I noisily looked up, and with a bang, I saw her. She was holding a three-year-old child in one hand and a three-layer aluminum lunch box in the other. She was still wearing the same pink synthetic shirt, the same velveteen shoes with aluminum buckles, and the same imitation army pants that she had sewn herself. Everything was exactly as it had been when I first encountered her three days earlier by the train tracks outside of town. Her face had traces of worry and exhaustion, which gave her delicate skin a sickly pallor. The Bearing Respect Gate was not as large as Cheng Temple’s main gate, but every brick surrounding the gate on three sides was emblazoned with a lotus pattern, and together they resembled a vine hanging down from the door frame. She was standing there, her mouth agape.

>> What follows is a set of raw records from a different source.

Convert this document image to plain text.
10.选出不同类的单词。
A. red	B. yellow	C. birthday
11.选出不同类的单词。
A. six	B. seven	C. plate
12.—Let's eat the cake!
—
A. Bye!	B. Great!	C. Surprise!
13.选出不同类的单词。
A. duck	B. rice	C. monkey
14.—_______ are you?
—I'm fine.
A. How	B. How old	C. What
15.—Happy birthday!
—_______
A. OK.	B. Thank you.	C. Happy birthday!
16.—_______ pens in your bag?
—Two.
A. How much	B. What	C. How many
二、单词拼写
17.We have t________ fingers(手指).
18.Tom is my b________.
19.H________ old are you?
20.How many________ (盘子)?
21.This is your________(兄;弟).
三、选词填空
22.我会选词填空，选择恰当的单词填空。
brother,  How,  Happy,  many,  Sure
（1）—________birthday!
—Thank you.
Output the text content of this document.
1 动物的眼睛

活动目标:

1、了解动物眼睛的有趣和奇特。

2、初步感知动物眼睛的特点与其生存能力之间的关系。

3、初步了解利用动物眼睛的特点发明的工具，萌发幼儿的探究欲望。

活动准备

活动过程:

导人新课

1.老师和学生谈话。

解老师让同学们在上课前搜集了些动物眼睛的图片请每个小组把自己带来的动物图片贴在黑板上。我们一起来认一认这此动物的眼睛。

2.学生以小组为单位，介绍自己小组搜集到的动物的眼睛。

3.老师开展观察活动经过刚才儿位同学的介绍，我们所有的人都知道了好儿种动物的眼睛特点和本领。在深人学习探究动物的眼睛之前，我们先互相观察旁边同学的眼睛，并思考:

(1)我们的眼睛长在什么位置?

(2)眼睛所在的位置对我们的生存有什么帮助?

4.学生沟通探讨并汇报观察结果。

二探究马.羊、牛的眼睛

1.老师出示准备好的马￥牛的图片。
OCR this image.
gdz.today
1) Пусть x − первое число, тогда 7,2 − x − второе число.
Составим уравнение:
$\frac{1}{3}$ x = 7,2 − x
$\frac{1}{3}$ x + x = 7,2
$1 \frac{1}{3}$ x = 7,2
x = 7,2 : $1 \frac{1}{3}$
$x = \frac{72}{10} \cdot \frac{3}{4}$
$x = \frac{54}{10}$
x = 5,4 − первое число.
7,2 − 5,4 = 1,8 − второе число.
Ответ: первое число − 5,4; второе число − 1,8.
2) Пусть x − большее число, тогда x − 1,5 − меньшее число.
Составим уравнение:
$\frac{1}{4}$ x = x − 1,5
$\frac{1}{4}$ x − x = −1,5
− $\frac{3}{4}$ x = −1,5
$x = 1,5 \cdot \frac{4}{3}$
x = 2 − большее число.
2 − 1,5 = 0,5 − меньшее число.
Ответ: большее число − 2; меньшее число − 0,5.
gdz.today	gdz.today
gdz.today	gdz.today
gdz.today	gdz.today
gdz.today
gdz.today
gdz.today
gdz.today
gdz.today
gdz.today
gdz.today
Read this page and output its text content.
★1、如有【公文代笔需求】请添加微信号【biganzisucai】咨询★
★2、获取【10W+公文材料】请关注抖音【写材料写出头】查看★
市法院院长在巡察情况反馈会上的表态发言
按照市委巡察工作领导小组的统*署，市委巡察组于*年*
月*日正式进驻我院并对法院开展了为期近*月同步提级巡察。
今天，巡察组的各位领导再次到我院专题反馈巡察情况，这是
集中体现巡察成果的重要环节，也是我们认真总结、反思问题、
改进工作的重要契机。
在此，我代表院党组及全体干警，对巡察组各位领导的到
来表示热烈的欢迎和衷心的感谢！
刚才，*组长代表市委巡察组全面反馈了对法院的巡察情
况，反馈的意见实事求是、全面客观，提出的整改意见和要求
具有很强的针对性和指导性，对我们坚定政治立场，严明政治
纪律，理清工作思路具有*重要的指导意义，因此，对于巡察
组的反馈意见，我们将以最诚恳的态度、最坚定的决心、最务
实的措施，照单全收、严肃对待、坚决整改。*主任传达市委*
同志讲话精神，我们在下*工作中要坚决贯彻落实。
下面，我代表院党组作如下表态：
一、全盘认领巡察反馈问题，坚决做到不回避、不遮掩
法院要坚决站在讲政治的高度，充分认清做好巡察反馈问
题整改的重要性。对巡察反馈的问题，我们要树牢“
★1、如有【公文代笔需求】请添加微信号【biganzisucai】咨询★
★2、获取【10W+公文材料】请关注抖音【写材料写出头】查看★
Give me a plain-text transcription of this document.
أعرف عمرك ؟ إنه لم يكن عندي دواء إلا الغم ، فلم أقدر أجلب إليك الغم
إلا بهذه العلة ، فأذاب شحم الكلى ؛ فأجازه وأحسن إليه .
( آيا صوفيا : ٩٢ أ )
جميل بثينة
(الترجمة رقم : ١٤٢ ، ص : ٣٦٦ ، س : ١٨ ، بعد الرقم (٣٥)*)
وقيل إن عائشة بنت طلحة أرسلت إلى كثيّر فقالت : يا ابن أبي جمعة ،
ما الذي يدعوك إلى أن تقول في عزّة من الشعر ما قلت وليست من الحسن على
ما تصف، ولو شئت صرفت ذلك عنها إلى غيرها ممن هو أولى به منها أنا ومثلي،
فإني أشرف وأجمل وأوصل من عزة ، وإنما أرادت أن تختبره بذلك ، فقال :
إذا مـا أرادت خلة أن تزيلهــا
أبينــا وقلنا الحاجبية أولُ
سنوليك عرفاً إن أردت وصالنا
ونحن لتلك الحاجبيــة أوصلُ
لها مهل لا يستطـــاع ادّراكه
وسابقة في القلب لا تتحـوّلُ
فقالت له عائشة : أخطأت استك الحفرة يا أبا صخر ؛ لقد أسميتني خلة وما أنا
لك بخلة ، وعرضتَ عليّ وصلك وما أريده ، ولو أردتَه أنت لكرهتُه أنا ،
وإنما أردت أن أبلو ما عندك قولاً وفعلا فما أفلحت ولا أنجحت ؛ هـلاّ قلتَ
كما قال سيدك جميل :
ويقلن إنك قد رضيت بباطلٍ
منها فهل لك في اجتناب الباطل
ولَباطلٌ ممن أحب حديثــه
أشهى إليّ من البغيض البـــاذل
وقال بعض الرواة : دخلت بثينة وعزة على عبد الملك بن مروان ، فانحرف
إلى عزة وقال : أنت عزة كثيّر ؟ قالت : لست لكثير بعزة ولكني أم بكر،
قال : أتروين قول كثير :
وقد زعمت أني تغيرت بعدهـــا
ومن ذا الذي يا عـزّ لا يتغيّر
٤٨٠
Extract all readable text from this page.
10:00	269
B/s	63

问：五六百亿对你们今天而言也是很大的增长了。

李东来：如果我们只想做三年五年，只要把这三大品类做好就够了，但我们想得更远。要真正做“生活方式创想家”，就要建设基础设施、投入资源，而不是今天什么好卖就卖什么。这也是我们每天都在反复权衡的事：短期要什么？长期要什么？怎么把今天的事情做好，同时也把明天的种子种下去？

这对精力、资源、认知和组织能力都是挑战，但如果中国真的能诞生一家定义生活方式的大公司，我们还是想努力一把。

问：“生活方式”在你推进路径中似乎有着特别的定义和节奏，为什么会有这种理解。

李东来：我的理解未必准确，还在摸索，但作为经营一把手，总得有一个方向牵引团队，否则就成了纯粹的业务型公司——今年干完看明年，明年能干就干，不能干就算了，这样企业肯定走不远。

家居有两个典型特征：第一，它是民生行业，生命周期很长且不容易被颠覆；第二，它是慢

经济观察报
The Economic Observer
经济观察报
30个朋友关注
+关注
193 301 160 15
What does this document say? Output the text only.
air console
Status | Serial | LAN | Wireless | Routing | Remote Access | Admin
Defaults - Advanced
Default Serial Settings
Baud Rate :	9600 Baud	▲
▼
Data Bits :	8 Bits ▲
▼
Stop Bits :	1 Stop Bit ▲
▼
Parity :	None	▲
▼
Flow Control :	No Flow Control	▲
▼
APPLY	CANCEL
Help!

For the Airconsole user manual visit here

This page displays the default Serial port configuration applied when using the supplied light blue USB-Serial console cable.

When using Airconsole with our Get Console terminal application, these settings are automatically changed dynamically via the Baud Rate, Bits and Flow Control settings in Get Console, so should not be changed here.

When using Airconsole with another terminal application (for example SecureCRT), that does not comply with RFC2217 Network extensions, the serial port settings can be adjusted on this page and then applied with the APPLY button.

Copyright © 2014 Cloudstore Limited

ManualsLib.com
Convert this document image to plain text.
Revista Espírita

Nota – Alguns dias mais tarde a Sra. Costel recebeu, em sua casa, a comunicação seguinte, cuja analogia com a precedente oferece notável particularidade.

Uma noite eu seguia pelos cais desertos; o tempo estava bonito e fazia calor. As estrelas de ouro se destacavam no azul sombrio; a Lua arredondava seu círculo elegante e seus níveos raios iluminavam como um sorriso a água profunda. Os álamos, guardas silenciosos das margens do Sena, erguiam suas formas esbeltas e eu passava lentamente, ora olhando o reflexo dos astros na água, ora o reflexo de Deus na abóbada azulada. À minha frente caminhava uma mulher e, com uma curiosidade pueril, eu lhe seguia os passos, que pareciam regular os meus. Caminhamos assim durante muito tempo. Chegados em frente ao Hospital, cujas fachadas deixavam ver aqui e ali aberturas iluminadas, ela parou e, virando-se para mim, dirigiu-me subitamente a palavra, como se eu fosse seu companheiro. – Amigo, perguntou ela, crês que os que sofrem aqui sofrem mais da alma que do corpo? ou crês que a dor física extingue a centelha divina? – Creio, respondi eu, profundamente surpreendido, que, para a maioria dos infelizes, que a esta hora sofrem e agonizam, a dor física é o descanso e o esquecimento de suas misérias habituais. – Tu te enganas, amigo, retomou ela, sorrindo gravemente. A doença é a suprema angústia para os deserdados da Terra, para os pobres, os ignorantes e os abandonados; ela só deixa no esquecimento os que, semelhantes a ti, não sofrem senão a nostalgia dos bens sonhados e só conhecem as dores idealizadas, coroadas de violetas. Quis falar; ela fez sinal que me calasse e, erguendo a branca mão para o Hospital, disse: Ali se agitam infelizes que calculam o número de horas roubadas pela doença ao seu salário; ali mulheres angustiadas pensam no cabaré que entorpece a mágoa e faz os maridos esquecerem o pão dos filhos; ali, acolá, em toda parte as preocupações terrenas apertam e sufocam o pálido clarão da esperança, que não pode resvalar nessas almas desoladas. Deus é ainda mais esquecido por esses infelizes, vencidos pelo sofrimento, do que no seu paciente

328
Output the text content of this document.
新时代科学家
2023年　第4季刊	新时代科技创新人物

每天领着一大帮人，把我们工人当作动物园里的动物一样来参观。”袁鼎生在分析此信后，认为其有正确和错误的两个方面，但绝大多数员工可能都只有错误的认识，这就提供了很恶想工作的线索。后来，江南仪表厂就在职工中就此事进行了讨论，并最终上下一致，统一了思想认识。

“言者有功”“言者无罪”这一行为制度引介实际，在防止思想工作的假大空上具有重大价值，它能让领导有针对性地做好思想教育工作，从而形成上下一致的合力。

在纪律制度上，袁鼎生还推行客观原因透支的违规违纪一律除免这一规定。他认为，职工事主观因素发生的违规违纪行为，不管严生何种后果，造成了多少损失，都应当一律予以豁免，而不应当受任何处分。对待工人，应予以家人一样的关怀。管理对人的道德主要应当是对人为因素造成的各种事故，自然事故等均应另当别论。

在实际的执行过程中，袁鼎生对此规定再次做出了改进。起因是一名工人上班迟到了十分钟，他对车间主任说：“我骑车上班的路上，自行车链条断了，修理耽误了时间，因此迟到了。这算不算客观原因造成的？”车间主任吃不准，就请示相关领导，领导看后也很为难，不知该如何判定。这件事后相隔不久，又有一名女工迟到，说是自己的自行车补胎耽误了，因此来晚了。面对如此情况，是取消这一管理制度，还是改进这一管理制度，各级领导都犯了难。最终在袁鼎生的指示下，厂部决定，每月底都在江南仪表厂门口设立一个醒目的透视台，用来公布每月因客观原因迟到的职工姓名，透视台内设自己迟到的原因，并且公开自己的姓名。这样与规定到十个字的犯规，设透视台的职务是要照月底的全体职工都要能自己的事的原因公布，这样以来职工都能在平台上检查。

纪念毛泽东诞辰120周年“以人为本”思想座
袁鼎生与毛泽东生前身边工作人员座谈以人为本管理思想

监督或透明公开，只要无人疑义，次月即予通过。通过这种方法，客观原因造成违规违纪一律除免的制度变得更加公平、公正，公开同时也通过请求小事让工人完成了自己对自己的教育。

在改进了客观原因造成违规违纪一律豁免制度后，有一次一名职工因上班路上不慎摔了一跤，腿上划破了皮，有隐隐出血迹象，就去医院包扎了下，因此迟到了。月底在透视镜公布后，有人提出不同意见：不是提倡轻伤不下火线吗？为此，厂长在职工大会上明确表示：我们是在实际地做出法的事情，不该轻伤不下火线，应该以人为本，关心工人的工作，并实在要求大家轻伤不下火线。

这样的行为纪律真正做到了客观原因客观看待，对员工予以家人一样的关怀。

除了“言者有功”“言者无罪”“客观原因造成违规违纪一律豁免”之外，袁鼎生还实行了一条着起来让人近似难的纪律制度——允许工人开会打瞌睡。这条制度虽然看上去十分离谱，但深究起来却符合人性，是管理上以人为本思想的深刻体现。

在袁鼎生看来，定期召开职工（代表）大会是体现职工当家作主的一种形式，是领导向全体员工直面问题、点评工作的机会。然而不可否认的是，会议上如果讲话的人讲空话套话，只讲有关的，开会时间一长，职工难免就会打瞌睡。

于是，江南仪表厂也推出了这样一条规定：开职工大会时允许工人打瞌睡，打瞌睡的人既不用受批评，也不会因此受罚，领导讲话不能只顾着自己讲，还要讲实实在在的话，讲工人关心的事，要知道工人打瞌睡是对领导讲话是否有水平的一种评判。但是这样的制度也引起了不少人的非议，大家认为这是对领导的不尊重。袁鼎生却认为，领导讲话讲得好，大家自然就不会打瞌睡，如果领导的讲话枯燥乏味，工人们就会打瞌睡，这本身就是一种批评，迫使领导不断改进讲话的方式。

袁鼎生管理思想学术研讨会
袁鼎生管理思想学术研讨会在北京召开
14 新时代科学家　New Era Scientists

One of her feet was positioned in the temple and the other was still outside. Between the lower edge of the doorway and her head, I could see that the grape lattice in the middle courtyard was not yet completely covered in leaves, but it was already shading the courtyard. Standing in the doorway, in that shadow, she looked like a painting. In those days, whenever you wanted to compliment someone’s beauty, you would always say they resembled a painting, and she really did.

As I look back many years later, I feel that was the most mysterious and moving period of my life.

Needless to say, at the moment I saw her, she must have also seen me.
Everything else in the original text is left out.